To be like a spring whose waters never fail

Adapted from Isaiah 58: 6-12, from the Celtic Daily Prayer: Prayers and Readings from the Northumbria Community

The readings for this day, April 9, in the text referenced above, are quite appropriate for the climate of the world and our country at this time.  I share portions of this readings for your reflection.

Dietrich Bonhoeffer (1906 - 45): April 9

"Bonhoeffer was hanged in Flossenburg concentration camp three weeks before Hitler's suicide and the end of the Second World War.  He had studied theology, and before ordination did a student exchange to the USA.  There he saw first hand the evils of racism, little guessing how relevant it would soon become to life in Germany.

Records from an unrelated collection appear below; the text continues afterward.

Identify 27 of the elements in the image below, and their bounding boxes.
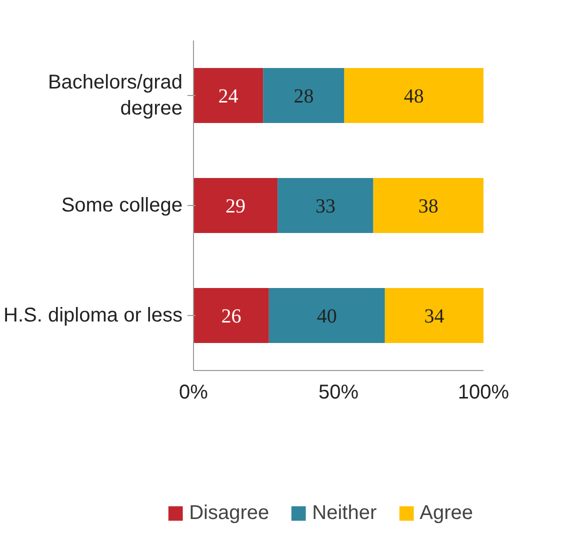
x-tick-label: 100% [458, 382, 510, 404]
data-label: 40 [316, 306, 337, 328]
bar [194, 178, 278, 233]
data-label: 34 [424, 306, 444, 328]
data-label: 26 [221, 306, 242, 328]
legend-label: Agree [420, 502, 473, 524]
bar [194, 288, 269, 343]
bar [384, 288, 484, 343]
data-label: 24 [218, 86, 238, 108]
data-label: 48 [404, 86, 424, 108]
x-tick-label: 50% [318, 382, 359, 404]
data-label: 38 [418, 196, 438, 218]
bar [194, 68, 264, 123]
y-tick-label: Some college [61, 194, 183, 216]
data-label: 29 [226, 196, 246, 218]
x-tick-label: 0% [179, 382, 208, 404]
bar [373, 178, 484, 233]
legend-label: Disagree [189, 502, 270, 524]
y-tick-label: Bachelors/grad degree [48, 71, 183, 120]
y-tick-label: H.S. diploma or less [4, 304, 183, 326]
data-label: 33 [315, 196, 336, 218]
legend-label: Neither [312, 502, 377, 524]
data-label: 28 [294, 86, 314, 108]
bar [268, 288, 385, 343]
bar [344, 68, 484, 123]
bar [263, 68, 344, 123]
bar [278, 178, 374, 233]
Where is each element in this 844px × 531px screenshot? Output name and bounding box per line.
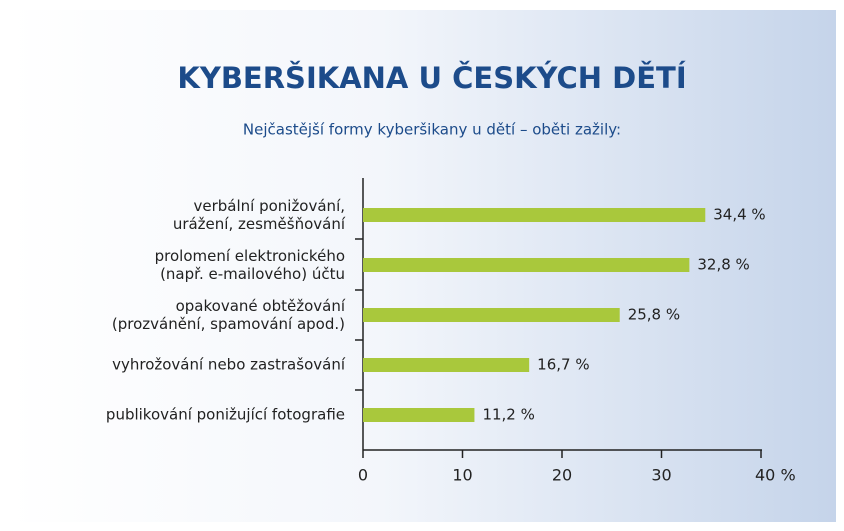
bar	[363, 358, 530, 372]
category-separators	[355, 238, 363, 391]
bar	[363, 258, 690, 272]
x-tick-label: 20	[552, 466, 572, 485]
category-label-line: (prozvánění, spamování apod.)	[112, 315, 345, 333]
value-label: 34,4 %	[713, 206, 765, 224]
chart-subtitle: Nejčastější formy kyberšikany u dětí – o…	[243, 121, 621, 139]
category-label-line: verbální ponižování,	[193, 197, 345, 215]
value-label: 16,7 %	[537, 356, 589, 374]
category-label-line: opakované obtěžování	[176, 297, 346, 315]
category-label-line: urážení, zesměšňování	[173, 215, 346, 233]
bar	[363, 408, 475, 422]
x-tick-label: 40 %	[755, 466, 796, 485]
value-label: 25,8 %	[628, 306, 680, 324]
category-label-line: prolomení elektronického	[155, 247, 345, 265]
bar	[363, 308, 620, 322]
x-tick-label: 0	[358, 466, 368, 485]
x-tick-label: 30	[651, 466, 671, 485]
chart-title: KYBERŠIKANA U ČESKÝCH DĚTÍ	[177, 61, 686, 95]
category-label: verbální ponižování, urážení, zesměšňován…	[173, 197, 346, 233]
x-tick-label: 10	[452, 466, 472, 485]
category-label: vyhrožování nebo zastrašování	[112, 356, 346, 374]
category-label-line: (např. e-mailového) účtu	[160, 265, 345, 283]
category-label: prolomení elektronického (např. e-mailové…	[155, 247, 345, 283]
value-label: 11,2 %	[482, 406, 534, 424]
category-label: opakované obtěžování (prozvánění, spamová…	[112, 297, 346, 333]
category-label: publikování ponižující fotografie	[106, 406, 345, 424]
value-label: 32,8 %	[697, 256, 749, 274]
bar	[363, 208, 706, 222]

He was ordained, then lectured at Berlin University, where his talk of peace was unpopular. . . . The Church in Germany was riddled with nationalism, anti-Semitism and compromise.  Bonhoeffer withdrew to a Lutheran Church in London, but he knew he had to return to Germany.

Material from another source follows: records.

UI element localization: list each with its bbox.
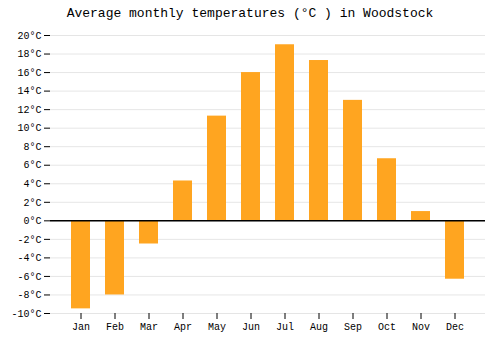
svg-text:18°C: 18°C [17,49,41,60]
svg-text:0°C: 0°C [23,216,41,227]
svg-text:4°C: 4°C [23,179,41,190]
svg-text:Jan: Jan [72,322,90,333]
svg-text:-6°C: -6°C [17,272,41,283]
svg-text:8°C: 8°C [23,142,41,153]
svg-text:-4°C: -4°C [17,253,41,264]
svg-text:-2°C: -2°C [17,235,41,246]
svg-text:Sep: Sep [344,322,362,333]
svg-text:Mar: Mar [140,322,158,333]
svg-text:Apr: Apr [174,322,192,333]
svg-text:-8°C: -8°C [17,290,41,301]
svg-text:Oct: Oct [378,322,396,333]
svg-text:12°C: 12°C [17,105,41,116]
svg-text:May: May [208,322,226,333]
svg-text:Dec: Dec [446,322,464,333]
svg-text:Jun: Jun [242,322,260,333]
svg-text:Nov: Nov [412,322,430,333]
svg-text:Feb: Feb [106,322,124,333]
svg-text:14°C: 14°C [17,86,41,97]
svg-text:16°C: 16°C [17,68,41,79]
svg-text:20°C: 20°C [17,31,41,42]
svg-text:2°C: 2°C [23,198,41,209]
html-text:Average monthly temperatures (: Average monthly temperatures (°C ) in Wo… [66,6,434,21]
svg-text:6°C: 6°C [23,160,41,171]
svg-text:-10°C: -10°C [11,309,41,320]
svg-text:Jul: Jul [276,322,294,333]
svg-text:10°C: 10°C [17,123,41,134]
svg-text:Aug: Aug [310,322,328,333]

He became the director of a Confessing Church seminary, and was responsible for 25 young men, whom he tried to raise in community.  They dispersed when the Nazis closed the seminary, assessing 'the cost of discipleship.'  The net tightened around the Jews as Bonhoeffer withdrew to America, knowing that he must return again -- as a pacifist almost certainly to face death.

He became a resistance worker . . .  But it was his evasion of a the call-up for military service that led to his arrest.  He wrote to his parents and his fiancée when he was allowed to do so.  He supported and prayed for his fellow prisoners.  Perhaps he died because of his political convictions  and not as a Christian martyr, but he would have said that there was no distinction between the two.

The man who fashions a visionary ideal of community demands that it realized by God, by others and by himself.  He enters the community of Christians with his demands, his own laws, and judges the brethren and himself accordingly.  He acts as if he is the creator of community, as if it is his dream which holds thecommunity together.  When things do not go his way,he calls the effort a failure.  When his ideal picture is destroyed, he sees the community going to smash.  So he becomes first an accuser of his brethren, then God, and finally the despairing accuser of himself.

-- Dietrich Bonhoeffer

The above are taken from:  

Celtic Daily Prayer:  Prayers and Readings from the Northumbria Community, San Francisco:  Harper Collins, 2002.

Where are we in our world today?

What has history taught us? Or, has it?